British self-storage operator Big Yellow (OTCPK:BYLOF) has a lot going for it, from market growth to an instantly recognisable brand.
I last covered the company in a “sell” note in March 2022 entitled “Big Yellow Group: Attractive Business, Not A Compelling Valuation”. My thesis was that the business was likeable because of its strong position in an area set for strong growth, but that the valuation was ahead of itself. Since then, the shares have fallen 35%.
Business Continues Well
The company ought to do well in years to come because of several key reasons.
The market for self-storage in the U.K. is underdeveloped compared to North American markets and there is lots of space for growth, both mopping up underserved locations and expanding the usage rate. Big Yellow has a strong brand, which could help it grow disproportionately compared to competitors. On top of that, its continued expansion (now at 108 sites and counting) should help boost revenues as well as allow it to spread its fixed costs more widely, helping profitability as well as further entrenching its brand strength.
The Q1 trading statement released in July demonstrates how these strengths continue to work to Big Yellow’s commercial advantage in a solid, though not spectacular, fashion.
Like-for-like revenue grew despite lower occupancy rates. That is because the estate grew, and rent rates increased markedly. There will not always be scope for such high rent hikes (thankfully for customers) but growing space ought to be an ongoing feature. The business just needs to make sure occupancy stays at the right levels.
82% occupancy is decent (rival Safestore (OTCPK:SFSHF) saw occupancy in its latest quarter decline from 84% to 79%, so not only was Big Yellow’s fall of similar magnitude, but it still leaves its occupancy rate slightly ahead that of Safestore).
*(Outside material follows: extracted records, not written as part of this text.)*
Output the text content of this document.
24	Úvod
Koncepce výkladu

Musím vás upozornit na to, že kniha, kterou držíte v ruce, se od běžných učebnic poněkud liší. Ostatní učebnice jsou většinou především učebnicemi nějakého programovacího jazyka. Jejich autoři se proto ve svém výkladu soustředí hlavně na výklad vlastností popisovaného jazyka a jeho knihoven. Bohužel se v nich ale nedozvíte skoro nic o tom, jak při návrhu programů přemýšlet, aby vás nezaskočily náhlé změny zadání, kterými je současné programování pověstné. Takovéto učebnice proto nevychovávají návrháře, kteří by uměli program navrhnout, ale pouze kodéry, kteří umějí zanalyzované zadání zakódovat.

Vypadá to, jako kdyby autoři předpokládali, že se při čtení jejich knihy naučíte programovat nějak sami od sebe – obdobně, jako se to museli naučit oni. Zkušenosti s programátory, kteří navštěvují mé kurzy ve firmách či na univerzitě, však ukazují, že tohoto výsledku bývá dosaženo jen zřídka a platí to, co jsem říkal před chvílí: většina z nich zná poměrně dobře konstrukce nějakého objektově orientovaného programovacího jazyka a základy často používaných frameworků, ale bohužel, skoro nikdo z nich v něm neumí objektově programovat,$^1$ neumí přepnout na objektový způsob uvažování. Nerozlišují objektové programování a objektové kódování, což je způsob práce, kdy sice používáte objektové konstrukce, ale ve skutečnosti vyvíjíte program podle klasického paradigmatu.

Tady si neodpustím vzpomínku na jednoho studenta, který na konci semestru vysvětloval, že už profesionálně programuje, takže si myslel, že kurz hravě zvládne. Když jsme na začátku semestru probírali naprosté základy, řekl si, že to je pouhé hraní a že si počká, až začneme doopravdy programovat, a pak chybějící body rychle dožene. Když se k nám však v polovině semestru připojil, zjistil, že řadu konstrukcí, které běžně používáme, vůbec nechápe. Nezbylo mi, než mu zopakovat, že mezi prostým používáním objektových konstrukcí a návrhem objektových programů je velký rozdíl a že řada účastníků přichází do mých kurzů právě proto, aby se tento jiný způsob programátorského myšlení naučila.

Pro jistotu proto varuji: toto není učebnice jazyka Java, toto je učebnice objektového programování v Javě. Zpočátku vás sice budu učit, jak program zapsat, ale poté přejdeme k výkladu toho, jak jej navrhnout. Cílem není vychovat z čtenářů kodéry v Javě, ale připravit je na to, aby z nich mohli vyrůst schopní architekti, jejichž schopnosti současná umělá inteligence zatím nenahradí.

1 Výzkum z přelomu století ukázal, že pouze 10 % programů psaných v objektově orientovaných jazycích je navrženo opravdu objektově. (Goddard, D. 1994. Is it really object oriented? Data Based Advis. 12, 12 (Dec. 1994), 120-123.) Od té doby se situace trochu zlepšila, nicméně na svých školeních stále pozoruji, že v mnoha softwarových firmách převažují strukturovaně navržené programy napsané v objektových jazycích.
I do not think the fall is because of market oversaturation, given that the U.K. continues to have relatively few branded self-storage units in many urban centres, let alone elsewhere.
The company is aware of the risk here, and mentioned that it had started its year with a return to occupancy growth (presumably on a quarter-to-quarter not year-on-year basis), which bodes well, but I would still like to see higher occupancy rates. US market leader Public Storage (PSA), for example, has also seen occupancy fall over the past year, but even in its far more saturated market saw occupancy in its most recent quarter hover around 93%. That is the sort of number I think British counterparts including Big Yellow ought to be able to manage (if not higher).
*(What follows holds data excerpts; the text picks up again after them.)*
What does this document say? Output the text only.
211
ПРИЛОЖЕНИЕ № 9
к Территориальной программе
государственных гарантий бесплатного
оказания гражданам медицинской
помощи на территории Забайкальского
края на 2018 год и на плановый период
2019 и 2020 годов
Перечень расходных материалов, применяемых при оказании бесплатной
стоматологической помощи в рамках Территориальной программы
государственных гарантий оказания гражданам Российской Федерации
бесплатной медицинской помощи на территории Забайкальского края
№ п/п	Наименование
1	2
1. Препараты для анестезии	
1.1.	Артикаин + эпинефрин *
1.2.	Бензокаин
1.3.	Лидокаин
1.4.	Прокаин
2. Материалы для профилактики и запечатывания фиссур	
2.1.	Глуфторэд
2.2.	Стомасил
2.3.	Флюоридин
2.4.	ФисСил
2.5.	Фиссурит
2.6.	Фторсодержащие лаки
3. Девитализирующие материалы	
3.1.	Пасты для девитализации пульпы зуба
As well as the risk of low occupancy and market saturation, the key risk I see for the company is simply matching its supply to demand at the right price.
Big Yellow has a proven formula and has been disciplined about spending and its balance sheet. Continued expansion makes sense following the same disciplined approach, which so far is what it has been doing.
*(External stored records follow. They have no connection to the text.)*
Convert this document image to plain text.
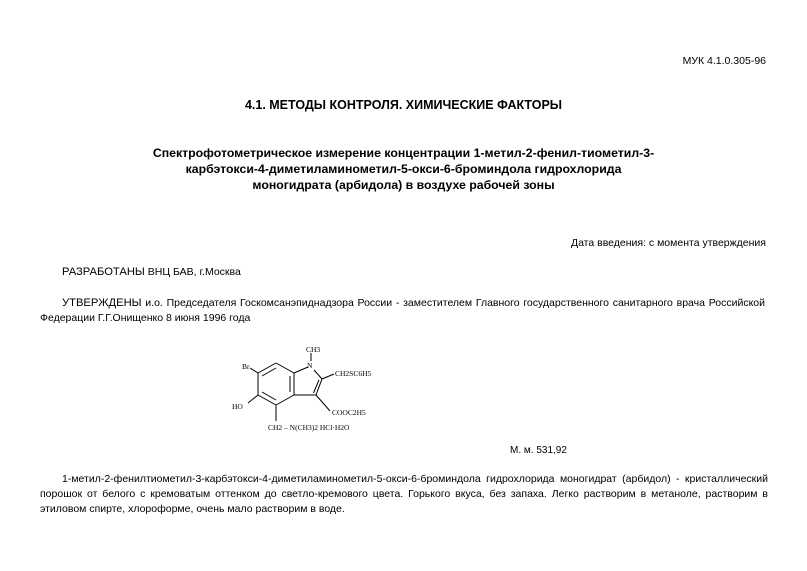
МУК 4.1.0.305-96
4.1. МЕТОДЫ КОНТРОЛЯ. ХИМИЧЕСКИЕ ФАКТОРЫ
Спектрофотометрическое измерение концентрации 1-метил-2-фенил-тиометил-3-
карбэтокси-4-диметиламинометил-5-окси-6-броминдола гидрохлорида
моногидрата (арбидола) в воздухе рабочей зоны
Дата введения: с момента утверждения
РАЗРАБОТАНЫ ВНЦ БАВ, г.Москва
УТВЕРЖДЕНЫ и.о. Председателя Госкомсанэпиднадзора России - заместителем Главного государственного санитарного врача Российской Федерации Г.Г.Онищенко 8 июня 1996 года
CH3
N
Br
HO
CH2SC6H5
COOC2H5
CH2 – N(CH3)2 HCl·H2O
М. м. 531,92
1-метил-2-фенилтиометил-3-карбэтокси-4-диметиламинометил-5-окси-6-броминдола гидрохлорида моногидрат (арбидол) - кристаллический порошок от белого с кремоватым оттенком до светло-кремового цвета. Горького вкуса, без запаха. Легко растворим в метаноле, растворим в этиловом спирте, хлороформе, очень мало растворим в воде.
I do not expect demand to drop markedly, but it could do, if for example a tightening economy leads some customers to forego the expense of a storage unit (though that argument can also be seen the other way: higher rents for housing or offices could make storage units seem more attractive).
Before digging into valuation, let’s consider the most recent full-year financial results.
The 90% drop in basic earnings largely reflects the absence of a revaluation surplus that accounted for 86% of the prior year’s figure. That was a one-off rather than recurring phenomenon.
While the earnings look impressive relative to revenue, that reflects the nature of an REIT like Big Yellow and REIT accounting practices.
Relative to earnings, the current share price trades on a P/E ratio of 18 (using EPRA earnings) or 25 (using basic statutory earnings).
Last year free cash flows were negative at -£0.3m. That does not particularly bother me. The company is basically ploughing operational cash flows back into the business, with operational cash flows last year of £112m and non-current asset purchases of £106m. In the long term, such assets should drive growth and may appreciate in value.
That does not leave much for the £79m cost of dividends: the company borrowed £74m. But I do not see that simply as borrowing to pay dividends. Rather, the company bought new assets and paid dividends from a combined pool of operating cash flow and borrowings. It could have borrowed nothing and still met the dividend bill, simply by spending less on non-current assets.
From a valuation perspective, however, the cash flow numbers do not help us much. Looking at operating cash flow is one thing, but with its property portfolio and expansion plans, investing and finance cash flows can hardly be ignored with impunity.
Relative to earnings, I consider both the market cap (£1.9bn) and enterprise value (£2.4bn, once £484m of net debt at the end of the first quarter is taken into account) to look far more reasonable than last time around, but still pricy. The shares have lost 40% since their peak going into the start of last year.
Even allowing for a quality premium for the company, I think the P/E ratio in this market ought to sit somewhere between 12 and 15 to offer value, so continue to see the shares as overvalued and maintain my “sell” rating.